For a variety of reasons computing science and engineering students tend not to be “readers” or “writers”. They often arrive at university not realising that they will need sound information literacy skills and ability to filter and evaluate the most appropriate sources to do research nor that they are expected to read and write reports and essays at academic level. Intertwined in these actions is the ability to think critically. The lack of criticality is most apparent when students produce written work, which is most often simply a summary of what they have read or done. Although the act of writing is often considered to be a solitary one, in reality this is not the case, especially when the writing takes place in an academic environment. There are many steps that lead up to the moment when words are chosen to express and communicate the ideas and thought processes of the writer. Without these steps there is nothing to write. Therefore, it is crucial that university students are aware of the process they need to undertake in order to progress to an expected level.

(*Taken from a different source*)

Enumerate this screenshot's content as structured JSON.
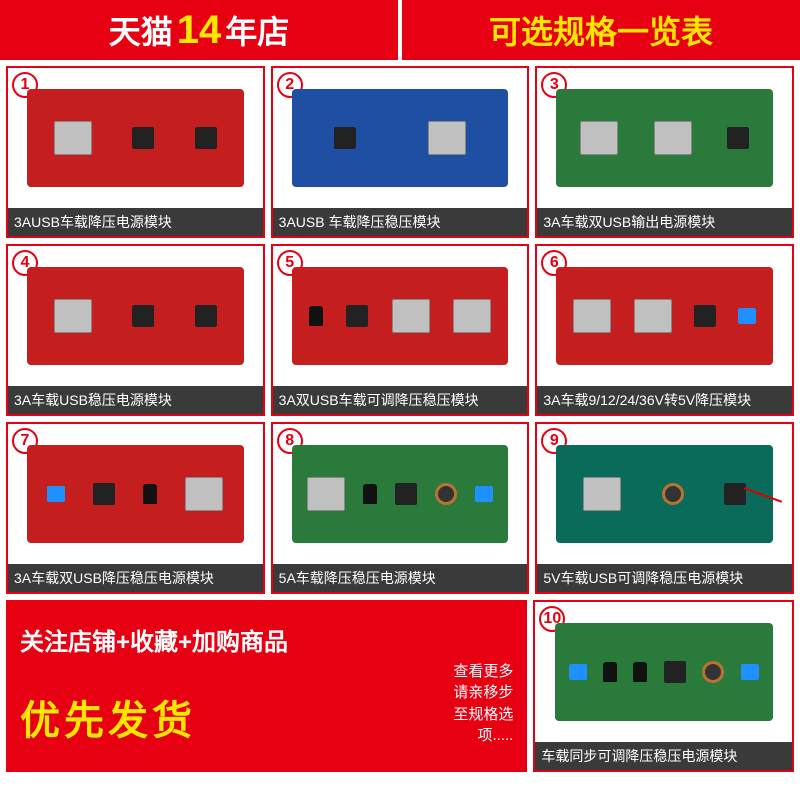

At Middlesex University we have formed an intra-university team (The School of Engineering and Information Sciences, the Learner Development Unit and Learning Resources) to target the development of academic and information literacy as well as graduate employability. This paper discusses and critically analyses progress so far with the integration of various skill sets into the wider employability skills framework devised by the School of Engineering and Information Sciences (EIS). Integration has been carried out at a programme level in order to avoid any overlap between the modules of a programme so as to ensure all students receive consistent standards of skills training. This has included work planning the detailed curricula to be followed at each level and coordinating this with academic writing, information literacy and other skills.
Embedding our work within the syllabus of each programme has not only raised student awareness of our existence but also of the importance of each of these aspects (information literacy and academic/professional literacy) in their academic work.

Online surveys have been conducted to elicit data on the marks gained for the linked coursework, the skills and knowledge retained by the students and the views of their tutors as to whether this has made a real difference to the quality of the work the students have produced. As a result, our embedding has grown and moved beyond the 1st year students, we intend to widen our spectrum from 1st year trial to the final year project and MSc level.